There are significant restraints on police use of violence.  Police kill an average of only 700 people per year in the US.  In every instance there appear to be very thorough investigations into the justification for the violence.  My guess is that arms sales to the police are like arms sales to DOD, subject to intensive lobbying because of the big bucks involved.

Excellent comment!

@bigfatmike

“Of course the weapons are perhaps the least of our worries.  A far greater concern is the erosion of constitutional rights and due process in the name of security.  Even local police forces in the most peaceful communities conduct themselves as though they rule a conquered province.

Standards of conduct for police officers are too important to be left to the myopic view of professional managers.  Local politicians have to exert civilian control over local police forces and require that they adhere to broad community standards.”

Nabil Al-Murabit

May 1, 2012, 7:50 a.m.

Speaking as a former cop of the 3rd largest agency in Los Angeles County, this article is about 50 years too late.  Police departments have long been militarized.  Most police academies are set up like boot camp, most of the terminology is military and most of the people that work that profession have military backgrounds. What has really alarmed me is the news that some police departments are chomping at the bit to implement UAV’s in policing of their cities.

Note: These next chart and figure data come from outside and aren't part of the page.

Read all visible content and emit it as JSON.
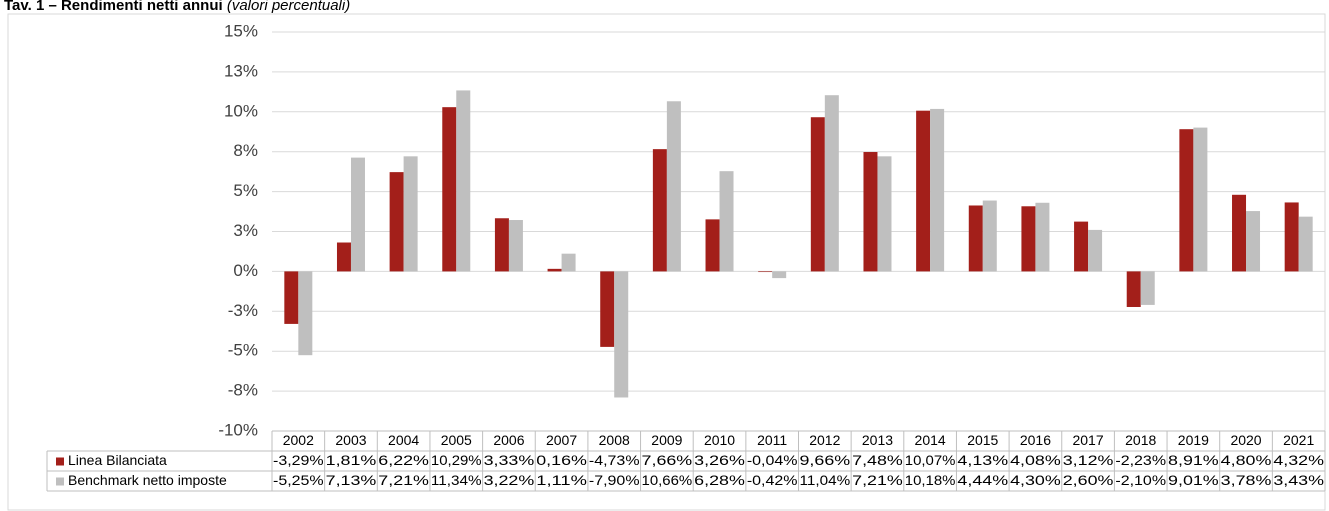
{
  "chart_data": {
    "type": "bar",
    "title": "Tav. 1 – Rendimenti netti annui",
    "subtitle": "(valori percentuali)",
    "categories": [
      "2002",
      "2003",
      "2004",
      "2005",
      "2006",
      "2007",
      "2008",
      "2009",
      "2010",
      "2011",
      "2012",
      "2013",
      "2014",
      "2015",
      "2016",
      "2017",
      "2018",
      "2019",
      "2020",
      "2021"
    ],
    "series": [
      {
        "name": "Linea Bilanciata",
        "color": "#a31f1a",
        "values": [
          -3.29,
          1.81,
          6.22,
          10.29,
          3.33,
          0.16,
          -4.73,
          7.66,
          3.26,
          -0.04,
          9.66,
          7.48,
          10.07,
          4.13,
          4.08,
          3.12,
          -2.23,
          8.91,
          4.8,
          4.32
        ],
        "value_labels": [
          "-3,29%",
          "1,81%",
          "6,22%",
          "10,29%",
          "3,33%",
          "0,16%",
          "-4,73%",
          "7,66%",
          "3,26%",
          "-0,04%",
          "9,66%",
          "7,48%",
          "10,07%",
          "4,13%",
          "4,08%",
          "3,12%",
          "-2,23%",
          "8,91%",
          "4,80%",
          "4,32%"
        ]
      },
      {
        "name": "Benchmark netto imposte",
        "color": "#bfbfbf",
        "values": [
          -5.25,
          7.13,
          7.21,
          11.34,
          3.22,
          1.11,
          -7.9,
          10.66,
          6.28,
          -0.42,
          11.04,
          7.21,
          10.18,
          4.44,
          4.3,
          2.6,
          -2.1,
          9.01,
          3.78,
          3.43
        ],
        "value_labels": [
          "-5,25%",
          "7,13%",
          "7,21%",
          "11,34%",
          "3,22%",
          "1,11%",
          "-7,90%",
          "10,66%",
          "6,28%",
          "-0,42%",
          "11,04%",
          "7,21%",
          "10,18%",
          "4,44%",
          "4,30%",
          "2,60%",
          "-2,10%",
          "9,01%",
          "3,78%",
          "3,43%"
        ]
      }
    ],
    "ylim": [
      -10,
      15
    ],
    "yticks": [
      {
        "value": -10,
        "label": "-10%"
      },
      {
        "value": -7.5,
        "label": "-8%"
      },
      {
        "value": -5,
        "label": "-5%"
      },
      {
        "value": -2.5,
        "label": "-3%"
      },
      {
        "value": 0,
        "label": "0%"
      },
      {
        "value": 2.5,
        "label": "3%"
      },
      {
        "value": 5,
        "label": "5%"
      },
      {
        "value": 7.5,
        "label": "8%"
      },
      {
        "value": 10,
        "label": "10%"
      },
      {
        "value": 12.5,
        "label": "13%"
      },
      {
        "value": 15,
        "label": "15%"
      }
    ],
    "grid": true
  }
}
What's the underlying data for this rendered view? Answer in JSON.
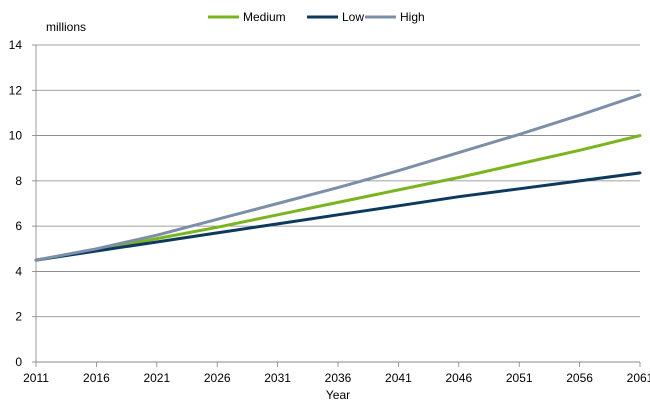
{
  "chart_data": {
    "type": "line",
    "title": "",
    "ylabel": "millions",
    "xlabel": "Year",
    "xlim": [
      2011,
      2061
    ],
    "ylim": [
      0,
      14
    ],
    "x_ticks": [
      2011,
      2016,
      2021,
      2026,
      2031,
      2036,
      2041,
      2046,
      2051,
      2056,
      2061
    ],
    "y_ticks": [
      0,
      2,
      4,
      6,
      8,
      10,
      12,
      14
    ],
    "grid": "horizontal",
    "legend_position": "top",
    "x": [
      2011,
      2016,
      2021,
      2026,
      2031,
      2036,
      2041,
      2046,
      2051,
      2056,
      2061
    ],
    "series": [
      {
        "name": "Medium",
        "color": "#7ab51d",
        "values": [
          4.5,
          4.95,
          5.45,
          5.95,
          6.5,
          7.05,
          7.6,
          8.15,
          8.75,
          9.35,
          10.0
        ]
      },
      {
        "name": "Low",
        "color": "#0d3a5c",
        "values": [
          4.5,
          4.9,
          5.3,
          5.7,
          6.1,
          6.5,
          6.9,
          7.3,
          7.65,
          8.0,
          8.35
        ]
      },
      {
        "name": "High",
        "color": "#7b8fa8",
        "values": [
          4.5,
          5.0,
          5.6,
          6.3,
          7.0,
          7.7,
          8.45,
          9.25,
          10.05,
          10.9,
          11.8
        ]
      }
    ]
  }
}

I said years ago when all Police Departments went into the Blue Uniforms that it reminded me of the Schutzstaffel or SS which I am old enough to remember and have know some of Germany’s finest from WW 2. The uniform brought fear to the public in Germany and the Death Camps. It worked. It worked in this Country for a long time also but not so much any more as the thugs just fade into the crowds. One thing I have never understood is the need for Police Departments to have APC’s or Drones. Even in this County the Sheriff’s Dept has an ultra lite air craft for a Deputy to fly around in. Seems like a waste of Tax Payers money.